REPUBLIKA.CO.ID,JAKARTA -- Menteri Keuangan Sri Mulyani menilai, polemik yang terus berlanjut antara pemerintah dan PT Freeport Indonesia akan merugikan kedua belah pihak bila tak ada perundingan sehat. Apalagi, yang juga terkena imbasnya secara langsung adalah masyarakat Papua, di mana PTFI menjalankan roda bisnisnya.

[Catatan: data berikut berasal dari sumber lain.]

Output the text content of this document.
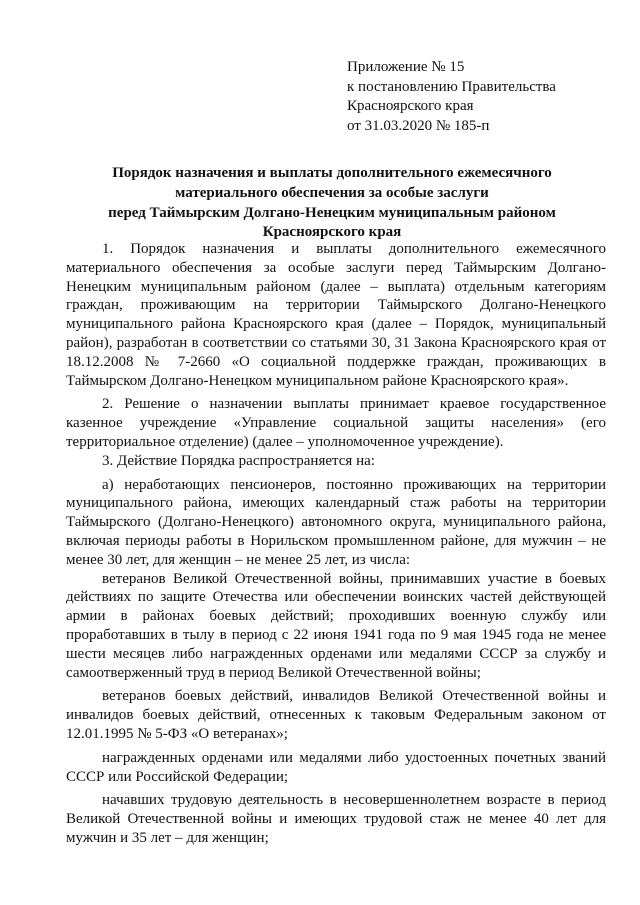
Приложение № 15
к постановлению Правительства
Красноярского края
от 31.03.2020 № 185-п
Порядок назначения и выплаты дополнительного ежемесячного
материального обеспечения за особые заслуги
перед Таймырским Долгано-Ненецким муниципальным районом
Красноярского края

1. Порядок назначения и выплаты дополнительного ежемесячного материального обеспечения за особые заслуги перед Таймырским Долгано-Ненецким муниципальным районом (далее – выплата) отдельным категориям граждан, проживающим на территории Таймырского Долгано-Ненецкого муниципального района Красноярского края (далее – Порядок, муниципальный район), разработан в соответствии со статьями 30, 31 Закона Красноярского края от 18.12.2008 № 7-2660 «О социальной поддержке граждан, проживающих в Таймырском Долгано-Ненецком муниципальном районе Красноярского края».

2. Решение о назначении выплаты принимает краевое государственное казенное учреждение «Управление социальной защиты населения» (его территориальное отделение) (далее – уполномоченное учреждение).

3. Действие Порядка распространяется на:

а) неработающих пенсионеров, постоянно проживающих на территории муниципального района, имеющих календарный стаж работы на территории Таймырского (Долгано-Ненецкого) автономного округа, муниципального района, включая периоды работы в Норильском промышленном районе, для мужчин – не менее 30 лет, для женщин – не менее 25 лет, из числа:

ветеранов Великой Отечественной войны, принимавших участие в боевых действиях по защите Отечества или обеспечении воинских частей действующей армии в районах боевых действий; проходивших военную службу или проработавших в тылу в период с 22 июня 1941 года по 9 мая 1945 года не менее шести месяцев либо награжденных орденами или медалями СССР за службу и самоотверженный труд в период Великой Отечественной войны;

ветеранов боевых действий, инвалидов Великой Отечественной войны и инвалидов боевых действий, отнесенных к таковым Федеральным законом от 12.01.1995 № 5-ФЗ «О ветеранах»;

награжденных орденами или медалями либо удостоенных почетных званий СССР или Российской Федерации;

начавших трудовую деятельность в несовершеннолетнем возрасте в период Великой Отечественной войны и имеющих трудовой стаж не менее 40 лет для мужчин и 35 лет – для женщин;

Sri menjelaskan, pada prinsipnya pemerintah terus menyampaikan kepada PTFI suatu tawaran-tawaran kesepakatan demi menjaga keberlanjutan kegiatan ekonomi perusahaan. Meski ingin mengakomodasi kelanjutan usaha PTFI, tetapi Sri menegaskan bahwa pemerintah sama sekali tak ingin menciderai ketetapan Undang-Undang yang dengan tegas mengatur apa saja yang harus PTFI lakukan. Pemerintah, kata dia, juga memberikan waktu enam bulan kepada perusahaan asal Amerika Serikat (AS) tersebut untuk menyelesaikan perundingan terkait perubahan Kontrak Karya menjadi Izin Usaha Pertambangan Khusus (IUPK) dan poin-poin teknis di dalamnya.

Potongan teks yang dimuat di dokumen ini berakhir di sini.